- Born: Manoel Victor de Azevedo Filho 9 August 1927 São Paulo
- Died: 26 March 1995 (aged 67) São Paulo
- Occupation: Painter, comics artist, illustrator, cartoonist
- Awards: Troféu Angelo Agostini for Master of National Comics (1998) ;

= Manoel Victor Filho =

Brazilian painter, illustrator and cartoonist (1927–1995)

Manoel Victor Filho (São Paulo, August 9, 1927 — São Paulo, March 26, 1995) was a Brazilian painter, illustrator and cartoonist. In 1942, he studied at the Art Student's League of New York with Frank Riley. When he returned to Brazil, he became one of the main names in illustration and plastic arts in the country.
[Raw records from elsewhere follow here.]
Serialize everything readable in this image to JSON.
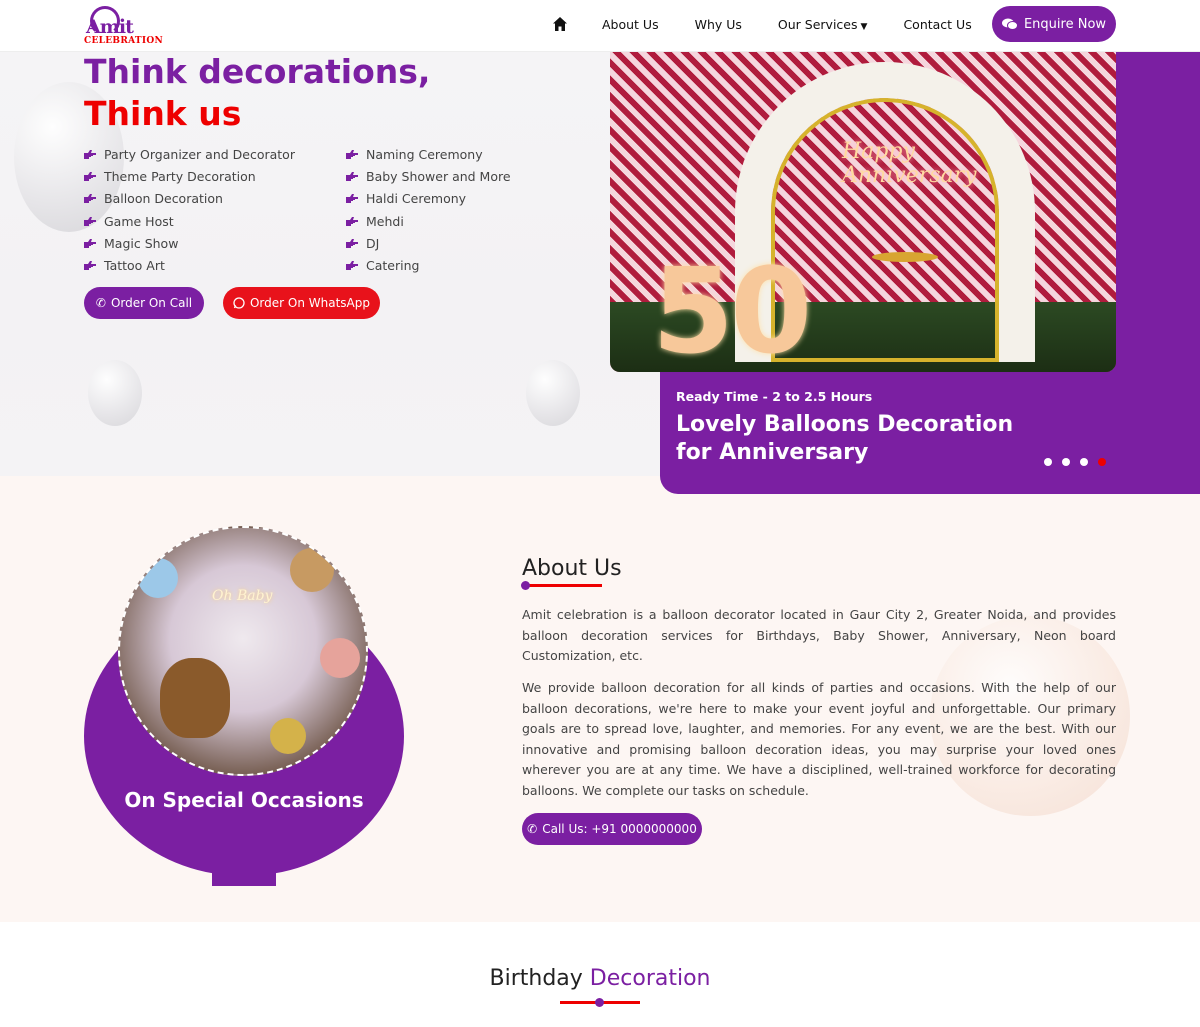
{
  "brand": {
    "logo_word": "Amit",
    "logo_sub": "CELEBRATION"
  },
  "nav": {
    "items": [
      "About Us",
      "Why Us",
      "Our Services",
      "Contact Us"
    ],
    "enquire_label": "Enquire Now"
  },
  "hero": {
    "headline1": "Think decorations,",
    "headline2": "Think us",
    "services_left": [
      "Party Organizer and Decorator",
      "Theme Party Decoration",
      "Balloon Decoration",
      "Game Host",
      "Magic Show",
      "Tattoo Art"
    ],
    "services_right": [
      "Naming Ceremony",
      "Baby Shower and More",
      "Haldi Ceremony",
      "Mehdi",
      "DJ",
      "Catering"
    ],
    "order_call_label": "Order On Call",
    "order_whatsapp_label": "Order On WhatsApp"
  },
  "slider": {
    "neon_line1": "Happy",
    "neon_line2": "Anniversary",
    "number": "50",
    "ready_time": "Ready Time - 2 to 2.5 Hours",
    "title": "Lovely Balloons Decoration for Anniversary",
    "dot_count": 4,
    "active_dot": 4
  },
  "about": {
    "photo_text": "Oh Baby",
    "occasions_label": "On Special Occasions",
    "title": "About Us",
    "paragraph1": "Amit celebration is a balloon decorator located in Gaur City 2, Greater Noida, and provides balloon decoration services for Birthdays, Baby Shower, Anniversary, Neon board Customization, etc.",
    "paragraph2": "We provide balloon decoration for all kinds of parties and occasions. With the help of our balloon decorations, we're here to make your event joyful and unforgettable. Our primary goals are to spread love, laughter, and memories. For any event, we are the best. With our innovative and promising balloon decoration ideas, you may surprise your loved ones wherever you are at any time. We have a disciplined, well-trained workforce for decorating balloons. We complete our tasks on schedule.",
    "call_label": "Call Us: +91 0000000000"
  },
  "birthday": {
    "title_plain": "Birthday",
    "title_accent": "Decoration"
  },
  "colors": {
    "primary": "#7b1fa2",
    "accent": "#e00000",
    "whatsapp_btn": "#e8121b"
  },
  "icons": [
    "home-icon",
    "chevron-down-icon",
    "chat-icon",
    "pointing-hand-icon",
    "phone-icon",
    "whatsapp-icon"
  ]
}
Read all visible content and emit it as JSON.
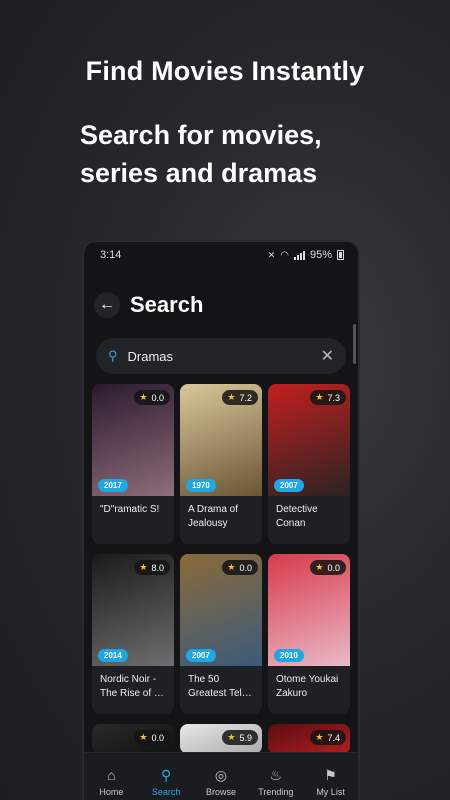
{
  "promo": {
    "title": "Find Movies Instantly",
    "subtitle": "Search for movies, series and dramas"
  },
  "status_bar": {
    "time": "3:14",
    "battery": "95%"
  },
  "header": {
    "title": "Search"
  },
  "search": {
    "value": "Dramas",
    "placeholder": ""
  },
  "results": [
    {
      "title": "\"D\"ramatic S!",
      "year": "2017",
      "rating": "0.0",
      "colors": [
        "#2a1a2e",
        "#8d6d7a"
      ]
    },
    {
      "title": "A Drama of Jealousy (an…",
      "year": "1970",
      "rating": "7.2",
      "colors": [
        "#d9c89b",
        "#6b5535"
      ]
    },
    {
      "title": "Detective Conan Dram…",
      "year": "2007",
      "rating": "7.3",
      "colors": [
        "#c22020",
        "#2a2222"
      ]
    },
    {
      "title": "Nordic Noir - The Rise of …",
      "year": "2014",
      "rating": "8.0",
      "colors": [
        "#1a1a1a",
        "#6e6e6e"
      ]
    },
    {
      "title": "The 50 Greatest Tel…",
      "year": "2007",
      "rating": "0.0",
      "colors": [
        "#8a6a3a",
        "#3c5a7a"
      ]
    },
    {
      "title": "Otome Youkai Zakuro Pictu…",
      "year": "2010",
      "rating": "0.0",
      "colors": [
        "#d83a4a",
        "#e9b9c8"
      ]
    }
  ],
  "partial_results": [
    {
      "rating": "0.0",
      "colors": [
        "#2a2a2a",
        "#111111"
      ]
    },
    {
      "rating": "5.9",
      "colors": [
        "#e8e8e8",
        "#aaaaaa"
      ]
    },
    {
      "rating": "7.4",
      "colors": [
        "#5a0d10",
        "#b21e22"
      ]
    }
  ],
  "nav": [
    {
      "label": "Home",
      "icon": "home-icon",
      "glyph": "⌂",
      "active": false
    },
    {
      "label": "Search",
      "icon": "search-icon",
      "glyph": "⚲",
      "active": true
    },
    {
      "label": "Browse",
      "icon": "compass-icon",
      "glyph": "◎",
      "active": false
    },
    {
      "label": "Trending",
      "icon": "flame-icon",
      "glyph": "♨",
      "active": false
    },
    {
      "label": "My List",
      "icon": "bookmark-icon",
      "glyph": "⚑",
      "active": false
    }
  ]
}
In 1953, he was also the first illustrator to perform working live on Brazilian TV. He started working with comics in 1955, drawing for the publisher adaptations of literature scripted by his father, Manoel Victor. His best-known work was as an illustrator of Monteiro Lobato's work, an activity that began in the 1970s and lasted for 30 years. In 1971, he won the Jabuti Prize for best illustration. In 1998, he was awarded with the Prêmio Angelo Agostini for Master of National Comics, an award that aims to honor artists who have dedicated themselves to Brazilian comics for at least 25 years.